The XX Factor: What women really think.



  • Writing While Female


    Meghan, I, too, felt Rebecca Traister's "The Great Girl Gross-Out" raises more questions than it answers. Moe Tkacik's tampon-gone-missing tale, Tracie Egan's female ejaculation chronicles, Miranda Purves' post-childbirth sex life—they're all a strange mix of the need to confess, the desire to shock, and the want of page-views. I don't think any of this "gross-out girl" writing is particularly feminist, postfeminist, or whatever else kind of feminist, nor do I think it is without import or solely designed to garner attention. It strikes me as copycat fratire—the boneheaded hijinks of Tucker Max meets the Farrelly brothers. How about: chicktire. Boys can sleep around? We can too! Boys can do gross-out stuff! We can too! Freud: "The sexual life of adult women is a dark continent for psychology." Taking the metaphor literally, they've located the dark continent between their legs and, scrutinizing it in public, presume themselves investigators of female sexuality by way of taking a trip up the river of their vaginal canals.

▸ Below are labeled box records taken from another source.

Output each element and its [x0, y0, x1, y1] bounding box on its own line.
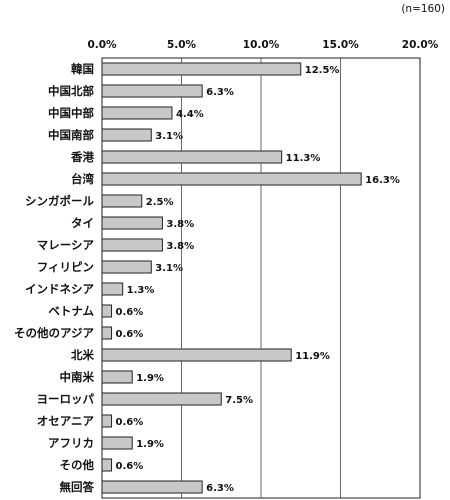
sample-size-note: (n=160) — [401, 3, 445, 15]
bar — [101, 326, 113, 340]
category-label: 韓国 — [71, 62, 94, 76]
bar — [101, 172, 362, 186]
bar — [101, 282, 124, 296]
category-label: ヨーロッパ — [37, 392, 95, 406]
category-label: その他 — [60, 458, 95, 472]
x-tick-label: 20.0% — [402, 39, 439, 51]
x-tick-label: 0.0% — [87, 39, 117, 51]
bar — [101, 150, 283, 164]
category-label: 中国北部 — [48, 84, 94, 98]
data-label: 12.5% — [305, 65, 340, 76]
data-label: 0.6% — [116, 461, 144, 472]
bar — [101, 458, 113, 472]
bar — [101, 216, 163, 230]
category-label: 中国中部 — [48, 106, 94, 120]
data-label: 6.3% — [206, 87, 234, 98]
category-label: 香港 — [70, 150, 94, 164]
category-label: 中国南部 — [48, 128, 94, 142]
x-tick-label: 15.0% — [322, 39, 359, 51]
bar — [101, 260, 152, 274]
category-label: その他のアジア — [14, 326, 95, 340]
data-label: 11.9% — [295, 351, 330, 362]
category-label: インドネシア — [25, 282, 94, 296]
data-label: 3.1% — [155, 263, 183, 274]
category-label: シンガポール — [25, 194, 94, 208]
data-label: 11.3% — [286, 153, 321, 164]
x-tick-label: 5.0% — [167, 39, 197, 51]
category-label: ベトナム — [48, 304, 94, 318]
bar — [101, 194, 143, 208]
x-tick-label: 10.0% — [243, 39, 280, 51]
data-label: 3.8% — [166, 241, 194, 252]
category-label: タイ — [71, 216, 94, 230]
data-label: 2.5% — [146, 197, 174, 208]
category-label: 台湾 — [71, 172, 94, 186]
category-label: フィリピン — [37, 260, 94, 274]
bar — [101, 392, 222, 406]
bar — [101, 238, 163, 252]
category-label: マレーシア — [37, 238, 95, 252]
bar — [101, 128, 152, 142]
data-label: 0.6% — [116, 417, 144, 428]
data-label: 1.9% — [136, 439, 164, 450]
bar — [101, 304, 113, 318]
data-label: 1.3% — [127, 285, 155, 296]
plot-area-frame — [101, 57, 421, 499]
bar — [101, 106, 173, 120]
bar — [101, 84, 203, 98]
bar — [101, 414, 113, 428]
category-label: 無回答 — [60, 480, 95, 494]
data-label: 16.3% — [365, 175, 400, 186]
category-label: 北米 — [71, 348, 94, 362]
data-label: 3.1% — [155, 131, 183, 142]
bar — [101, 370, 133, 384]
category-label: 中南米 — [60, 370, 95, 384]
data-label: 0.6% — [116, 307, 144, 318]
data-label: 3.8% — [166, 219, 194, 230]
data-label: 6.3% — [206, 483, 234, 494]
category-label: オセアニア — [37, 414, 95, 428]
bar — [101, 436, 133, 450]
data-label: 0.6% — [116, 329, 144, 340]
bar — [101, 480, 203, 494]
data-label: 1.9% — [136, 373, 164, 384]
data-label: 4.4% — [176, 109, 204, 120]
bar — [101, 62, 302, 76]
bar — [101, 348, 292, 362]
category-label: アフリカ — [48, 436, 94, 450]
data-label: 7.5% — [225, 395, 253, 406]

    I'm more interested in Meghan's question: "Can you write effectively—that is, shockingly—about the actual reality of inhabiting [the] female body while also being, well, more modest, or neutral, in affect?" Perhaps "modest" isn't exactly what we're looking for here; maybe not "neutral" either. Can writing about the female body go beyond the literal, transcend the body itself, make a point that exposes something more than the fact that bad things happen when you leave your tampon in for 10 days?

    Looking around, it's hard to come up with examples of writing that does so, frankly. Marguerite Duras? Hélène Cixous? Molly Bloom? Addie Bundren has a great line in As I Lay Dying: "I would think: The shape of my body where I used to be a virgin is in the shape of a ----- and I couldn't think Anse, couldn't remember Anse." The place where Faulkner "writes" what Addie "is" is a blank space on the page. Écriture féminine it ain't (or is it?), but the place where the words aren't may speak more to the totality of womanhood than any gross-out girl's words could ever hope to reveal about their writer's darkest places.